Unnamed: 0,namelast,namefirst,namemid,uin,bdgnbr,access_type,toa,poa,tod,pod,...,terminal_suffix,visitee_namelast,visitee_namefirst,meeting_loc,meeting_room,caller_name_last,caller_name_first,caller_room,description,releasedate
15183,POWELL,JEREMY,W,U25295,181014.0,VA,5/27/2021 8:24,K0101,,,...,CC,Cooper,Charles,NEOB,3202,COOPER,CHARLES,,,8/30/2021
14710,SAMSON,WILLIAM,E,U25068,,VA,,,,,...,ET,Teleky,Ed,WH,EW 206,TELEKY,EDWARD,,,8/30/2021
14723,WILCOXSON,MARTHA,L,U25238,,VA,,,,,...,DV,,POTUS,WH,EW206,VIA,DANIEL,,,8/30/2021
14722,WILCOXSON,ANTHONY,L,U25238,,VA,,,,,...,DV,,POTUS,WH,EW206,VIA,DANIEL,,,8/30/2021
14721,WHITMAN,RALPH,E,U25238,,VA,,,,,...,DV,,POTUS,WH,EW206,VIA,DANIEL,,,8/30/2021


### Real dates

In [11]:
date_cols = [
    "appt_made_date",
    "appt_start_date",
    "appt_end_date",
    "appt_cancel_date",
    "releasedate",
]

In [12]:
src[date_cols] = src[date_cols].applymap(lambda x: pd.to_datetime(x))

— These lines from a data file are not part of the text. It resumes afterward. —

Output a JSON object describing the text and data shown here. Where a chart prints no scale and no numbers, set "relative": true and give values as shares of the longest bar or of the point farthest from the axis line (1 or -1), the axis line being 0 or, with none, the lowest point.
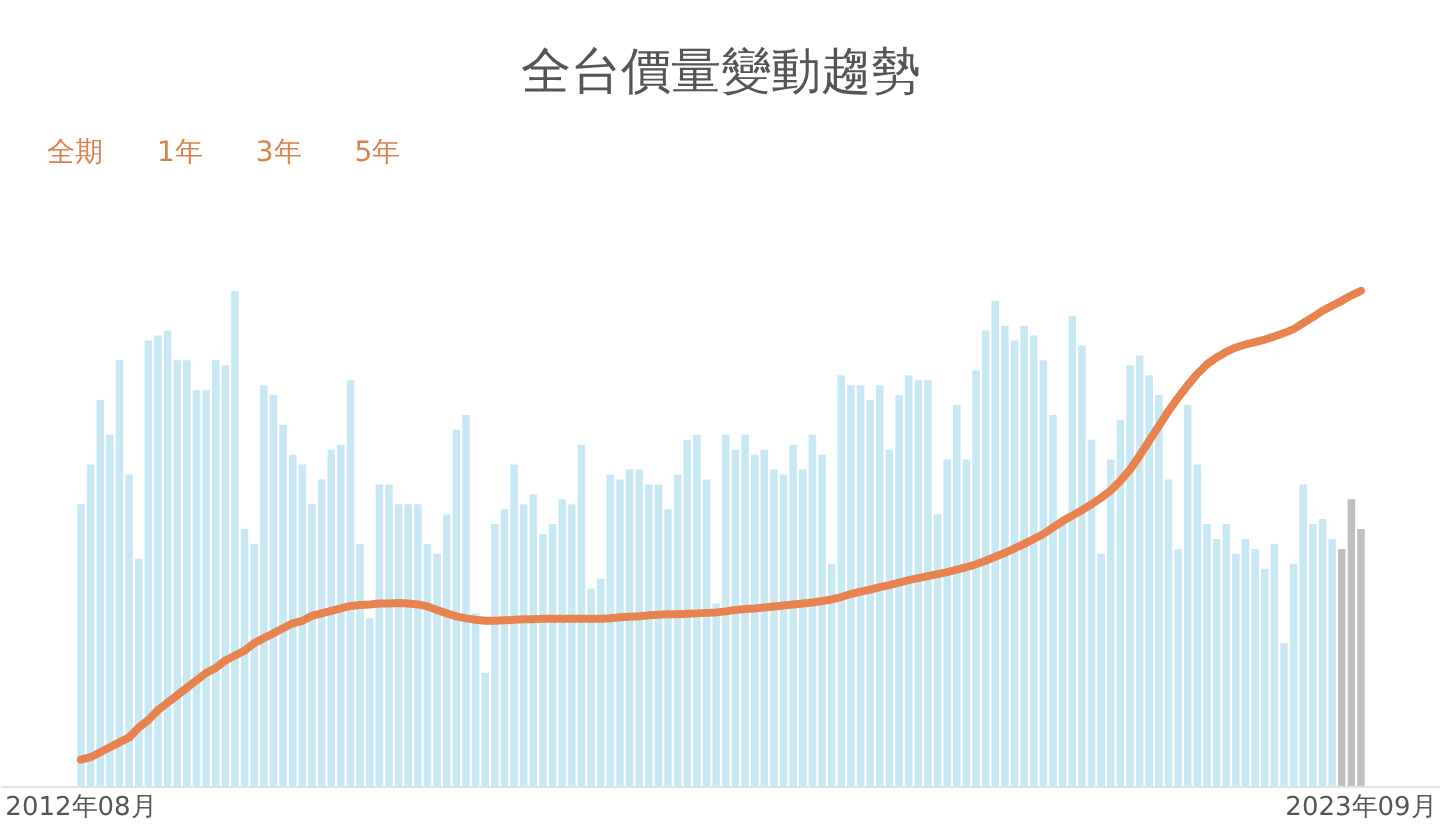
{
  "chart_data": {
    "type": "bar",
    "title": "全台價量變動趨勢",
    "relative": true,
    "annotations": [
      "全期",
      "1年",
      "3年",
      "5年"
    ],
    "categories": [
      "2012年08月",
      null,
      null,
      null,
      null,
      null,
      null,
      null,
      null,
      null,
      null,
      null,
      null,
      null,
      null,
      null,
      null,
      null,
      null,
      null,
      null,
      null,
      null,
      null,
      null,
      null,
      null,
      null,
      null,
      null,
      null,
      null,
      null,
      null,
      null,
      null,
      null,
      null,
      null,
      null,
      null,
      null,
      null,
      null,
      null,
      null,
      null,
      null,
      null,
      null,
      null,
      null,
      null,
      null,
      null,
      null,
      null,
      null,
      null,
      null,
      null,
      null,
      null,
      null,
      null,
      null,
      null,
      null,
      null,
      null,
      null,
      null,
      null,
      null,
      null,
      null,
      null,
      null,
      null,
      null,
      null,
      null,
      null,
      null,
      null,
      null,
      null,
      null,
      null,
      null,
      null,
      null,
      null,
      null,
      null,
      null,
      null,
      null,
      null,
      null,
      null,
      null,
      null,
      null,
      null,
      null,
      null,
      null,
      null,
      null,
      null,
      null,
      null,
      null,
      null,
      null,
      null,
      null,
      null,
      null,
      null,
      null,
      null,
      null,
      null,
      null,
      null,
      null,
      null,
      null,
      null,
      null,
      null,
      "2023年09月"
    ],
    "series": [
      {
        "colors": [
          "#c8e9f4",
          "#c8e9f4",
          "#c8e9f4",
          "#c8e9f4",
          "#c8e9f4",
          "#c8e9f4",
          "#c8e9f4",
          "#c8e9f4",
          "#c8e9f4",
          "#c8e9f4",
          "#c8e9f4",
          "#c8e9f4",
          "#c8e9f4",
          "#c8e9f4",
          "#c8e9f4",
          "#c8e9f4",
          "#c8e9f4",
          "#c8e9f4",
          "#c8e9f4",
          "#c8e9f4",
          "#c8e9f4",
          "#c8e9f4",
          "#c8e9f4",
          "#c8e9f4",
          "#c8e9f4",
          "#c8e9f4",
          "#c8e9f4",
          "#c8e9f4",
          "#c8e9f4",
          "#c8e9f4",
          "#c8e9f4",
          "#c8e9f4",
          "#c8e9f4",
          "#c8e9f4",
          "#c8e9f4",
          "#c8e9f4",
          "#c8e9f4",
          "#c8e9f4",
          "#c8e9f4",
          "#c8e9f4",
          "#c8e9f4",
          "#c8e9f4",
          "#c8e9f4",
          "#c8e9f4",
          "#c8e9f4",
          "#c8e9f4",
          "#c8e9f4",
          "#c8e9f4",
          "#c8e9f4",
          "#c8e9f4",
          "#c8e9f4",
          "#c8e9f4",
          "#c8e9f4",
          "#c8e9f4",
          "#c8e9f4",
          "#c8e9f4",
          "#c8e9f4",
          "#c8e9f4",
          "#c8e9f4",
          "#c8e9f4",
          "#c8e9f4",
          "#c8e9f4",
          "#c8e9f4",
          "#c8e9f4",
          "#c8e9f4",
          "#c8e9f4",
          "#c8e9f4",
          "#c8e9f4",
          "#c8e9f4",
          "#c8e9f4",
          "#c8e9f4",
          "#c8e9f4",
          "#c8e9f4",
          "#c8e9f4",
          "#c8e9f4",
          "#c8e9f4",
          "#c8e9f4",
          "#c8e9f4",
          "#c8e9f4",
          "#c8e9f4",
          "#c8e9f4",
          "#c8e9f4",
          "#c8e9f4",
          "#c8e9f4",
          "#c8e9f4",
          "#c8e9f4",
          "#c8e9f4",
          "#c8e9f4",
          "#c8e9f4",
          "#c8e9f4",
          "#c8e9f4",
          "#c8e9f4",
          "#c8e9f4",
          "#c8e9f4",
          "#c8e9f4",
          "#c8e9f4",
          "#c8e9f4",
          "#c8e9f4",
          "#c8e9f4",
          "#c8e9f4",
          "#c8e9f4",
          "#c8e9f4",
          "#c8e9f4",
          "#c8e9f4",
          "#c8e9f4",
          "#c8e9f4",
          "#c8e9f4",
          "#c8e9f4",
          "#c8e9f4",
          "#c8e9f4",
          "#c8e9f4",
          "#c8e9f4",
          "#c8e9f4",
          "#c8e9f4",
          "#c8e9f4",
          "#c8e9f4",
          "#c8e9f4",
          "#c8e9f4",
          "#c8e9f4",
          "#c8e9f4",
          "#c8e9f4",
          "#c8e9f4",
          "#c8e9f4",
          "#c8e9f4",
          "#c8e9f4",
          "#c8e9f4",
          "#c8e9f4",
          "#c8e9f4",
          "#c8e9f4",
          "#c8e9f4",
          "#c8e9f4",
          "#bfbfbf",
          "#bfbfbf",
          "#bfbfbf"
        ],
        "values": [
          0.57,
          0.65,
          0.78,
          0.71,
          0.86,
          0.63,
          0.46,
          0.9,
          0.91,
          0.92,
          0.86,
          0.86,
          0.8,
          0.8,
          0.86,
          0.85,
          1.0,
          0.52,
          0.49,
          0.81,
          0.79,
          0.73,
          0.67,
          0.65,
          0.57,
          0.62,
          0.68,
          0.69,
          0.82,
          0.49,
          0.34,
          0.61,
          0.61,
          0.57,
          0.57,
          0.57,
          0.49,
          0.47,
          0.55,
          0.72,
          0.75,
          0.35,
          0.23,
          0.53,
          0.56,
          0.65,
          0.57,
          0.59,
          0.51,
          0.53,
          0.58,
          0.57,
          0.69,
          0.4,
          0.42,
          0.63,
          0.62,
          0.64,
          0.64,
          0.61,
          0.61,
          0.56,
          0.63,
          0.7,
          0.71,
          0.62,
          0.37,
          0.71,
          0.68,
          0.71,
          0.67,
          0.68,
          0.64,
          0.63,
          0.69,
          0.64,
          0.71,
          0.67,
          0.45,
          0.83,
          0.81,
          0.81,
          0.78,
          0.81,
          0.68,
          0.79,
          0.83,
          0.82,
          0.82,
          0.55,
          0.66,
          0.77,
          0.66,
          0.84,
          0.92,
          0.98,
          0.93,
          0.9,
          0.93,
          0.91,
          0.86,
          0.75,
          0.53,
          0.95,
          0.89,
          0.7,
          0.47,
          0.66,
          0.74,
          0.85,
          0.87,
          0.83,
          0.79,
          0.62,
          0.48,
          0.77,
          0.65,
          0.53,
          0.5,
          0.53,
          0.47,
          0.5,
          0.48,
          0.44,
          0.49,
          0.29,
          0.45,
          0.61,
          0.53,
          0.54,
          0.5,
          0.48,
          0.58,
          0.52
        ]
      },
      {
        "type": "line",
        "color": "#e8834f",
        "values": [
          0.055,
          0.06,
          0.07,
          0.08,
          0.09,
          0.1,
          0.12,
          0.135,
          0.155,
          0.17,
          0.185,
          0.2,
          0.215,
          0.23,
          0.24,
          0.255,
          0.265,
          0.275,
          0.29,
          0.3,
          0.31,
          0.32,
          0.33,
          0.335,
          0.345,
          0.35,
          0.355,
          0.36,
          0.365,
          0.367,
          0.368,
          0.37,
          0.37,
          0.371,
          0.37,
          0.368,
          0.364,
          0.357,
          0.35,
          0.344,
          0.34,
          0.337,
          0.335,
          0.335,
          0.336,
          0.337,
          0.338,
          0.338,
          0.339,
          0.339,
          0.339,
          0.339,
          0.339,
          0.339,
          0.339,
          0.34,
          0.342,
          0.343,
          0.344,
          0.346,
          0.347,
          0.348,
          0.348,
          0.349,
          0.35,
          0.351,
          0.352,
          0.354,
          0.357,
          0.359,
          0.36,
          0.362,
          0.364,
          0.366,
          0.368,
          0.37,
          0.372,
          0.375,
          0.378,
          0.383,
          0.389,
          0.394,
          0.398,
          0.403,
          0.407,
          0.412,
          0.417,
          0.421,
          0.425,
          0.429,
          0.433,
          0.438,
          0.443,
          0.449,
          0.456,
          0.464,
          0.472,
          0.481,
          0.49,
          0.5,
          0.51,
          0.523,
          0.536,
          0.547,
          0.558,
          0.57,
          0.583,
          0.598,
          0.617,
          0.64,
          0.668,
          0.698,
          0.728,
          0.758,
          0.785,
          0.81,
          0.833,
          0.852,
          0.866,
          0.877,
          0.886,
          0.892,
          0.897,
          0.902,
          0.908,
          0.915,
          0.923,
          0.935,
          0.947,
          0.96,
          0.97,
          0.98,
          0.991,
          1.0
        ]
      }
    ]
  }
}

### The dataframe has inconsitent casing. Let's make it all upper for grouping later. 

In [13]:
src[
    [
        "namelast",
        "namefirst",
        "namemid",
        "uin",
        "access_type",
        "toa",
        "poa",
        "tod",
        "pod",
        "last_updatedby",
        "post",
        "lastentrydate",
        "terminal_suffix",
        "visitee_namelast",
        "visitee_namefirst",
        "meeting_loc",
        "meeting_room",
        "caller_name_last",
        "caller_name_first",
        "description",
    ]
] = src[
    [
        "namelast",
        "namefirst",
        "namemid",
        "uin",
        "access_type",
        "toa",
        "poa",
        "tod",
        "pod",
        "last_updatedby",
        "post",
        "lastentrydate",
        "terminal_suffix",
        "visitee_namelast",
        "visitee_namefirst",
        "meeting_loc",
        "meeting_room",
        "caller_name_last",
        "caller_name_first",
        "description",
    ]
].apply(
    lambda x: x.astype(str).str.upper()
)

In [14]:
df = src.copy()

---

## Exports

In [15]:
today = dt.date.today().strftime("%m-%d-%Y")

In [16]:
df.to_csv("data/processed/log_" + today + ".csv", index=False)
df.to_csv("data/processed/log_latest.csv", index=False)
src.to_csv("data/raw/log_" + today + ".csv", index=False)